Gov. Martin O'Malley called longtime state schools chief Nancy S. Grasmick "a pawn of the Republican Party" yesterday, and other top Democrats said she should resign, indicating on the opening day of this year's legislative session that they might make good on threats to force her out.
In his first public comments about Grasmick since she was reappointed by the state Board of Education, O'Malley criticized her support for the federal No Child Left Behind Act and said he wants new leadership for Maryland's schools.
The two have been at odds since O'Malley was Baltimore mayor, but the conflict is poised to come to a head in the next three months, as legislative leaders have suggested they might give the governor more direct control over her hiring and firing.
Speaking during a morning taping of WYPR-FM's Marc Steiner Show, O'Malley, a Democrat, said that if Grasmick refused to resign he would support legislation enabling the state school board to replace her with someone who is not a "poster child for No Child Left Behind or a pawn of the Republican Party."
"I'm looking forward to a new superintendent, and I'm looking forward to bringing one [on] in the very near future," O'Malley said.

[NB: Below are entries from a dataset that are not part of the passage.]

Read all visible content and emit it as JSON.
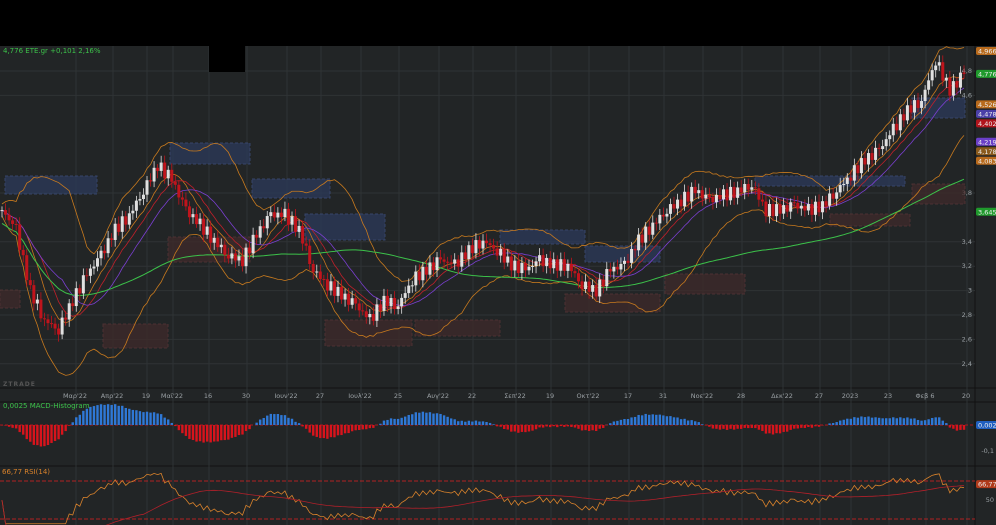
{
  "header": {
    "ticker_line": "4,776 ETE.gr +0,101 2,16%"
  },
  "logo": "ZTRADE",
  "macd": {
    "label": "0,0025 MACD-Histogram",
    "value_tag": "0,0025",
    "axis": [
      "-0,1"
    ]
  },
  "rsi": {
    "label": "66,77 RSI(14)",
    "value_tag": "66,77",
    "axis": [
      "50"
    ]
  },
  "colors": {
    "background": "#222526",
    "up": "#e0e0e0",
    "down": "#c0141c",
    "ma_long": "#3cc24a",
    "bollinger": "#c87a1e",
    "macd_pos": "#2f78d6",
    "macd_neg": "#d8141c",
    "rsi": "#d9822b",
    "rsi_bands": "#e02020"
  },
  "chart_data": {
    "type": "candlestick",
    "title": "",
    "symbol": "ETE.gr",
    "last": 4.776,
    "change": 0.101,
    "change_pct": 2.16,
    "ylim": [
      2.3,
      5.0
    ],
    "y_ticks": [
      "4,8",
      "4,6",
      "3,8",
      "3,4",
      "3,2",
      "3",
      "2,8",
      "2,6",
      "2,4"
    ],
    "y_tick_values": [
      4.8,
      4.6,
      3.8,
      3.4,
      3.2,
      3.0,
      2.8,
      2.6,
      2.4
    ],
    "price_tags": [
      {
        "text": "4,966",
        "color": "#b86a1c"
      },
      {
        "text": "4,776",
        "color": "#1f9a2c"
      },
      {
        "text": "4,526",
        "color": "#b86a1c"
      },
      {
        "text": "4,4784",
        "color": "#4a3fa8"
      },
      {
        "text": "4,402",
        "color": "#b0141c"
      },
      {
        "text": "4,2196",
        "color": "#6a3fc8"
      },
      {
        "text": "4,1782",
        "color": "#8a5a1c"
      },
      {
        "text": "4,083",
        "color": "#b86a1c"
      },
      {
        "text": "3,6459",
        "color": "#1f9a2c"
      }
    ],
    "price_tag_values": [
      4.966,
      4.776,
      4.526,
      4.4784,
      4.402,
      4.2196,
      4.1782,
      4.083,
      3.6459
    ],
    "x_labels": [
      "Μαρ'22",
      "Απρ'22",
      "19",
      "Μαϊ'22",
      "16",
      "30",
      "Ιουν'22",
      "27",
      "Ιουλ'22",
      "25",
      "Αυγ'22",
      "22",
      "Σεπ'22",
      "19",
      "Οκτ'22",
      "17",
      "31",
      "Νοε'22",
      "28",
      "Δεκ'22",
      "27",
      "2023",
      "23",
      "Φεβ 6",
      "20"
    ],
    "closes": [
      3.66,
      3.5,
      3.0,
      2.76,
      2.68,
      2.92,
      3.13,
      3.29,
      3.5,
      3.62,
      3.82,
      4.03,
      3.91,
      3.66,
      3.54,
      3.41,
      3.29,
      3.25,
      3.46,
      3.62,
      3.62,
      3.5,
      3.17,
      3.05,
      2.96,
      2.88,
      2.76,
      2.92,
      2.88,
      3.09,
      3.17,
      3.25,
      3.21,
      3.33,
      3.41,
      3.33,
      3.21,
      3.17,
      3.25,
      3.21,
      3.21,
      3.05,
      3.0,
      3.17,
      3.21,
      3.41,
      3.54,
      3.66,
      3.74,
      3.82,
      3.74,
      3.78,
      3.82,
      3.87,
      3.66,
      3.66,
      3.7,
      3.66,
      3.7,
      3.82,
      3.95,
      4.07,
      4.15,
      4.32,
      4.48,
      4.56,
      4.89,
      4.64,
      4.776
    ]
  }
}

But Grasmick appears determined not to go without a fight, and she made her case to Republican lawmakers in Annapolis on Tuesday. On the same day, to bolster her position, she held a news briefing in which she highlighted that Education Week's new report ranked Maryland's schools third in the nation.
The well-regarded national education weekly ranked Maryland behind New York and Massachusetts after analyzing each state on dozens of measures.

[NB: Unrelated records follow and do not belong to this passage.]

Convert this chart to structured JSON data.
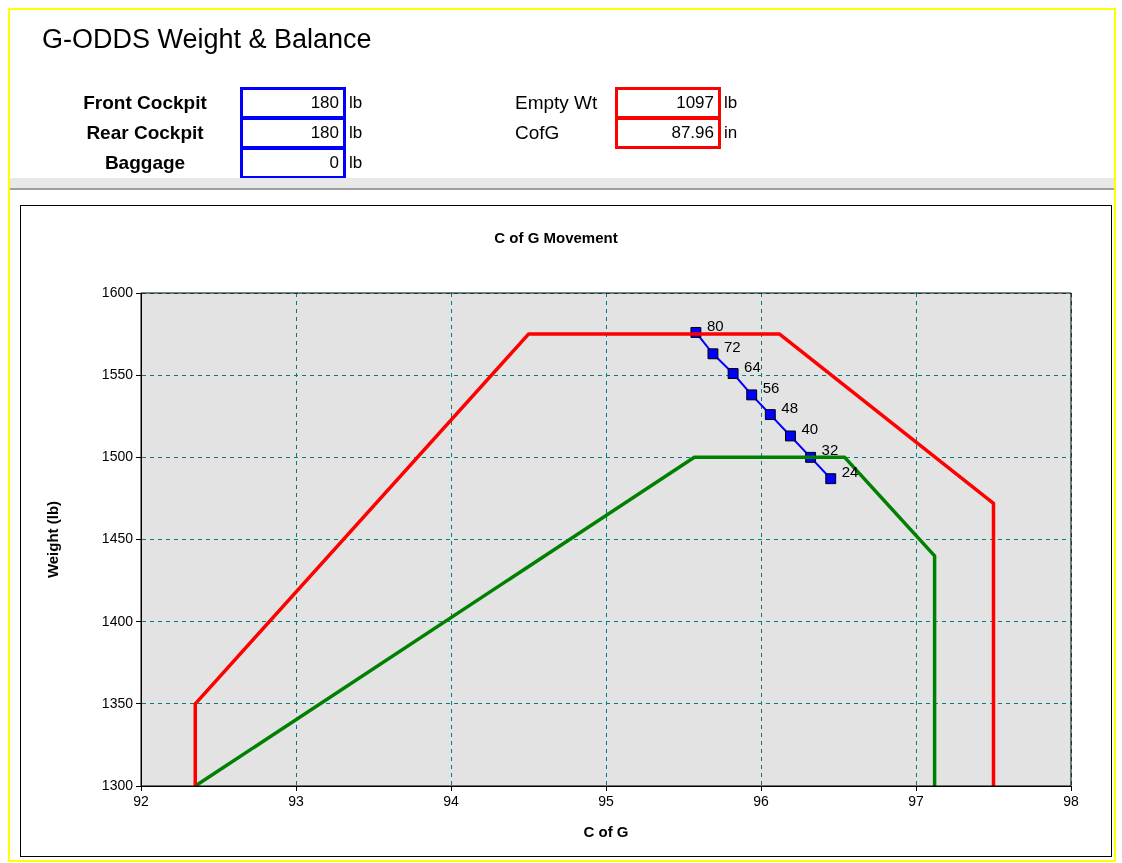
{
  "chart_data": {
    "type": "line",
    "title": "G-ODDS Weight & Balance",
    "subtitle": "C of G Movement",
    "xlabel": "C of G",
    "ylabel": "Weight (lb)",
    "annotations": [
      "Front Cockpit",
      "180",
      "lb",
      "Rear Cockpit",
      "180",
      "lb",
      "Baggage",
      "0",
      "lb",
      "Empty Wt",
      "1097",
      "lb",
      "CofG",
      "87.96",
      "in",
      {
        "text": "80",
        "x": 95.58,
        "y": 1576
      },
      {
        "text": "72",
        "x": 95.69,
        "y": 1563
      },
      {
        "text": "64",
        "x": 95.82,
        "y": 1551
      },
      {
        "text": "56",
        "x": 95.94,
        "y": 1538
      },
      {
        "text": "48",
        "x": 96.06,
        "y": 1526
      },
      {
        "text": "40",
        "x": 96.19,
        "y": 1513
      },
      {
        "text": "32",
        "x": 96.32,
        "y": 1500
      },
      {
        "text": "24",
        "x": 96.45,
        "y": 1487
      }
    ],
    "xlim": [
      92,
      98
    ],
    "xticks": [
      92,
      93,
      94,
      95,
      96,
      97,
      98
    ],
    "ylim": [
      1300,
      1600
    ],
    "yticks": [
      1300,
      1350,
      1400,
      1450,
      1500,
      1550,
      1600
    ],
    "grid": true,
    "legend": false,
    "series": [
      {
        "color": "#ff0000",
        "marker": "none",
        "x": [
          92.35,
          92.35,
          94.5,
          96.12,
          97.5,
          97.5
        ],
        "values": [
          1300,
          1350,
          1575,
          1575,
          1472,
          1300
        ]
      },
      {
        "color": "#008000",
        "marker": "none",
        "x": [
          92.35,
          95.57,
          96.54,
          97.12,
          97.12
        ],
        "values": [
          1300,
          1500,
          1500,
          1440,
          1300
        ]
      },
      {
        "color": "#0000ff",
        "marker": "square",
        "x": [
          95.58,
          95.69,
          95.82,
          95.94,
          96.06,
          96.19,
          96.32,
          96.45
        ],
        "values": [
          1576,
          1563,
          1551,
          1538,
          1526,
          1513,
          1500,
          1487
        ]
      }
    ]
  }
}
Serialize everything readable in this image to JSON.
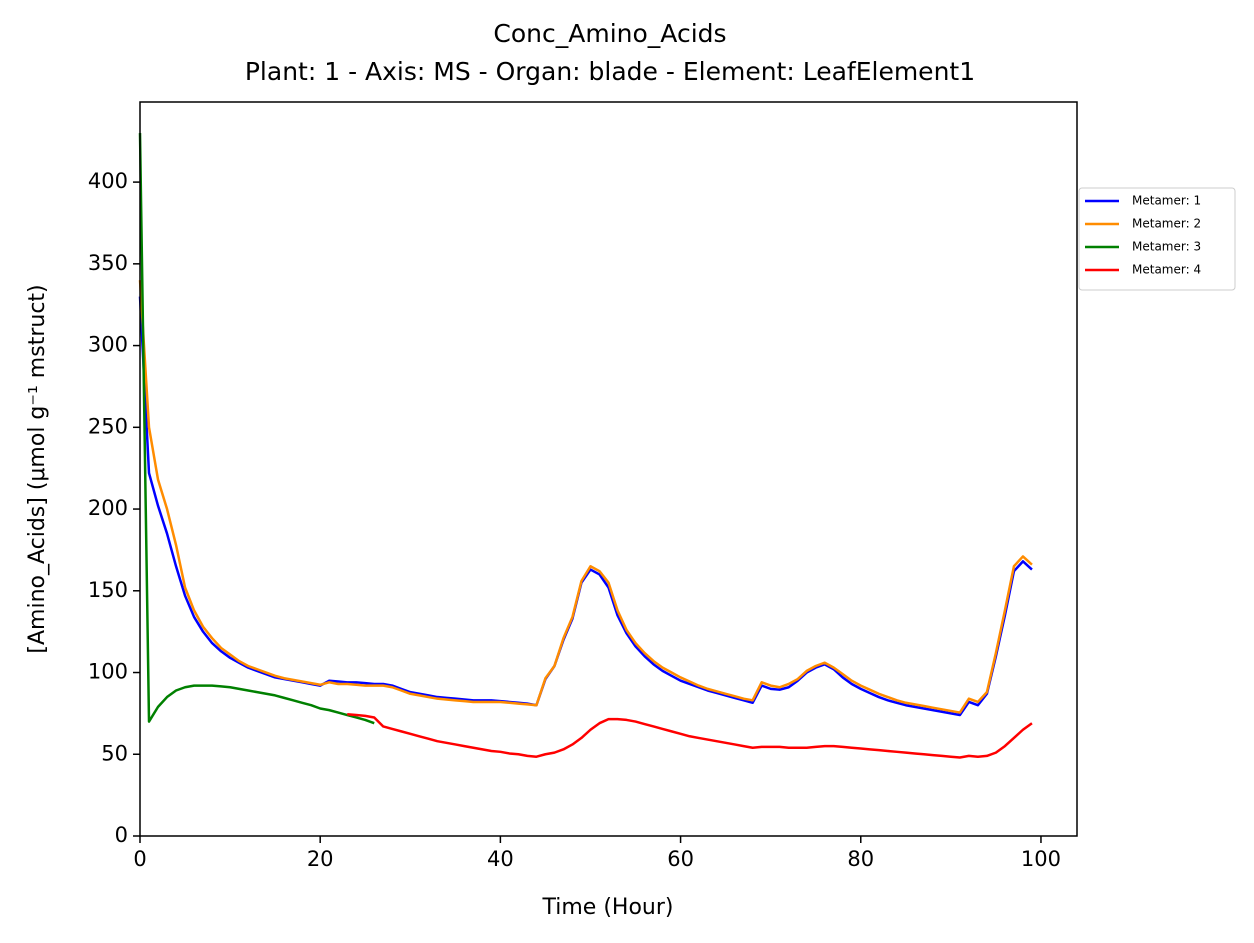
{
  "chart_data": {
    "type": "line",
    "title": "Conc_Amino_Acids",
    "subtitle": "Plant: 1 - Axis: MS - Organ: blade - Element: LeafElement1",
    "xlabel": "Time (Hour)",
    "ylabel": "[Amino_Acids] (μmol g⁻¹ mstruct)",
    "xlim": [
      0,
      104
    ],
    "ylim": [
      0,
      449
    ],
    "xticks": [
      0,
      20,
      40,
      60,
      80,
      100
    ],
    "yticks": [
      0,
      50,
      100,
      150,
      200,
      250,
      300,
      350,
      400
    ],
    "grid": false,
    "legend": "right",
    "x": [
      0,
      1,
      2,
      3,
      4,
      5,
      6,
      7,
      8,
      9,
      10,
      11,
      12,
      13,
      14,
      15,
      16,
      17,
      18,
      19,
      20,
      21,
      22,
      23,
      24,
      25,
      26,
      27,
      28,
      29,
      30,
      31,
      32,
      33,
      34,
      35,
      36,
      37,
      38,
      39,
      40,
      41,
      42,
      43,
      44,
      45,
      46,
      47,
      48,
      49,
      50,
      51,
      52,
      53,
      54,
      55,
      56,
      57,
      58,
      59,
      60,
      61,
      62,
      63,
      64,
      65,
      66,
      67,
      68,
      69,
      70,
      71,
      72,
      73,
      74,
      75,
      76,
      77,
      78,
      79,
      80,
      81,
      82,
      83,
      84,
      85,
      86,
      87,
      88,
      89,
      90,
      91,
      92,
      93,
      94,
      95,
      96,
      97,
      98,
      99
    ],
    "series": [
      {
        "name": "Metamer: 1",
        "color": "#0000ff",
        "values": [
          330,
          222,
          202,
          185,
          165,
          147,
          134,
          125,
          118,
          113,
          109,
          106,
          103,
          101,
          99,
          97,
          96,
          95,
          94,
          93,
          92,
          95,
          94.5,
          94,
          94,
          93.5,
          93,
          93,
          92,
          90,
          88,
          87,
          86,
          85,
          84.5,
          84,
          83.5,
          83,
          83,
          83,
          82.5,
          82,
          81.5,
          81,
          80,
          96,
          104,
          120,
          133,
          155,
          163,
          160,
          152,
          135,
          124,
          116,
          110,
          105,
          101,
          98,
          95,
          93,
          91,
          89,
          87.5,
          86,
          84.5,
          83,
          81.5,
          92,
          90,
          89.5,
          91,
          95,
          100,
          103,
          105,
          102,
          97,
          93,
          90,
          87.5,
          85,
          83,
          81.5,
          80,
          79,
          78,
          77,
          76,
          75,
          74,
          82,
          80,
          87,
          110,
          135,
          162,
          168,
          163
        ]
      },
      {
        "name": "Metamer: 2",
        "color": "#ff8c00",
        "values": [
          340,
          250,
          218,
          200,
          178,
          152,
          138,
          128,
          121,
          115,
          111,
          107,
          104,
          102,
          100,
          98,
          96.5,
          95.5,
          94.5,
          93.5,
          92.5,
          94,
          93,
          93,
          92.5,
          92,
          92,
          92,
          91,
          89,
          87,
          86,
          85,
          84,
          83.5,
          83,
          82.5,
          82,
          82,
          82,
          82,
          81.5,
          81,
          80.5,
          80,
          96.5,
          104,
          121,
          134,
          156,
          165,
          162,
          155,
          138,
          126,
          118,
          112,
          107,
          103,
          100,
          97,
          94.5,
          92,
          90,
          88.5,
          87,
          85.5,
          84,
          83,
          94,
          92,
          91,
          93,
          96,
          101,
          104,
          106,
          103,
          99,
          95,
          92,
          89.5,
          87,
          85,
          83,
          81.5,
          80.5,
          79.5,
          78.5,
          77.5,
          76.5,
          75.5,
          84,
          82,
          88,
          112,
          138,
          165,
          171,
          166
        ]
      },
      {
        "name": "Metamer: 3",
        "color": "#008000",
        "values": [
          430,
          70,
          79,
          85,
          89,
          91,
          92,
          92,
          92,
          91.5,
          91,
          90,
          89,
          88,
          87,
          86,
          84.5,
          83,
          81.5,
          80,
          78,
          77,
          75.5,
          74,
          72.5,
          71,
          69,
          null,
          null,
          null,
          null,
          null,
          null,
          null,
          null,
          null,
          null,
          null,
          null,
          null,
          null,
          null,
          null,
          null,
          null,
          null,
          null,
          null,
          null,
          null,
          null,
          null,
          null,
          null,
          null,
          null,
          null,
          null,
          null,
          null,
          null,
          null,
          null,
          null,
          null,
          null,
          null,
          null,
          null,
          null,
          null,
          null,
          null,
          null,
          null,
          null,
          null,
          null,
          null,
          null,
          null,
          null,
          null,
          null,
          null,
          null,
          null,
          null,
          null,
          null,
          null,
          null,
          null,
          null,
          null,
          null,
          null,
          null,
          null,
          null
        ]
      },
      {
        "name": "Metamer: 4",
        "color": "#ff0000",
        "values": [
          null,
          null,
          null,
          null,
          null,
          null,
          null,
          null,
          null,
          null,
          null,
          null,
          null,
          null,
          null,
          null,
          null,
          null,
          null,
          null,
          null,
          null,
          null,
          74.5,
          74,
          73.5,
          72.5,
          67,
          65.5,
          64,
          62.5,
          61,
          59.5,
          58,
          57,
          56,
          55,
          54,
          53,
          52,
          51.5,
          50.5,
          50,
          49,
          48.5,
          50,
          51,
          53,
          56,
          60,
          65,
          69,
          71.5,
          71.5,
          71,
          70,
          68.5,
          67,
          65.5,
          64,
          62.5,
          61,
          60,
          59,
          58,
          57,
          56,
          55,
          54,
          54.5,
          54.5,
          54.5,
          54,
          54,
          54,
          54.5,
          55,
          55,
          54.5,
          54,
          53.5,
          53,
          52.5,
          52,
          51.5,
          51,
          50.5,
          50,
          49.5,
          49,
          48.5,
          48,
          49,
          48.5,
          49,
          51,
          55,
          60,
          65,
          69
        ]
      }
    ]
  }
}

Grasmick was quick to point out that the top three ranked states have long-serving state superintendents who are appointed by state school boards not by governors.
That comment appeared intended for legislative leaders. Last month, the state school board reappointed Grasmick to a four-year contract, over the objections of O'Malley and other top Democrats. The governor has said he lost trust in Grasmick after her attempt to take over failing schools in Baltimore during an election campaign when he was mayor.
The governor appoints school board members, but the majority of the current board was appointed by O'Malley's predecessor, Republican former Gov. Robert L. Ehrlich Jr.
As the Education Week report was being released yesterday morning, O'Malley and legislative leaders increased the pressure on Grasmick.
"Nancy Grasmick is not going to be the superintendent, that's my prediction," Senate President Thomas V. Mike Miller said during the radio show. "She should step aside."
House Speaker Michael E. Busch, who also spoke on the radio program, was the least combative of the three top Democratic leaders, saying Grasmick had "done a lot of wonderful things" during her 16-year tenure as superintendent, but that the board needed to be responsive to political leaders.
Grasmick, in a briefing with Republican lawmakers Tuesday, said Maryland has had a long-standing tradition of insulating the superintendent's appointment from politics.
She said she would testify against any legislation to change that process.
"It's not about me. I want to make that very clear," she said. "It is about the system and why the separation is so important."
Little of the debate over Grasmick's job has revolved around education policy. Yesterday, O'Malley criticized her for her support of No Child Left Behind, which was the mechanism by which Grasmick attempted to take control of 11 city schools in 2006.
Education Week graded every state on a wide variety of measures, and gave Maryland high marks for having solid statewide education policies, making good gains on national tests and having one of the highest pass rates on Advanced Placement exams.
Grasmick said one of the reasons the state ranked so high was the work that has been done since she became superintendent in 1991 and began a campaign to bring more accountability to schools statewide.
"This is not easy work. It requires sustainability," she said.
"I think parents should be very impressed with this report," Grasmick said. "If they are interested in education, then Maryland is a good place."
Maryland got a B in school achievement, the second- highest grade in the nation. Only Massachusetts scored better.
The achievement ranking measured not only how well students score on the National Assessment of Educational Progress - Maryland students score only slightly above the average - but also gave weight to significant increase in test scores. Maryland's eighth-graders scored particularly well in math in 2007.
The state's graduation rate, already above the national average, is going up and pass rates on the Advanced Placement exams are high.
Sun reporters Gadi Dechter and Laura Smitherman contributed to this article.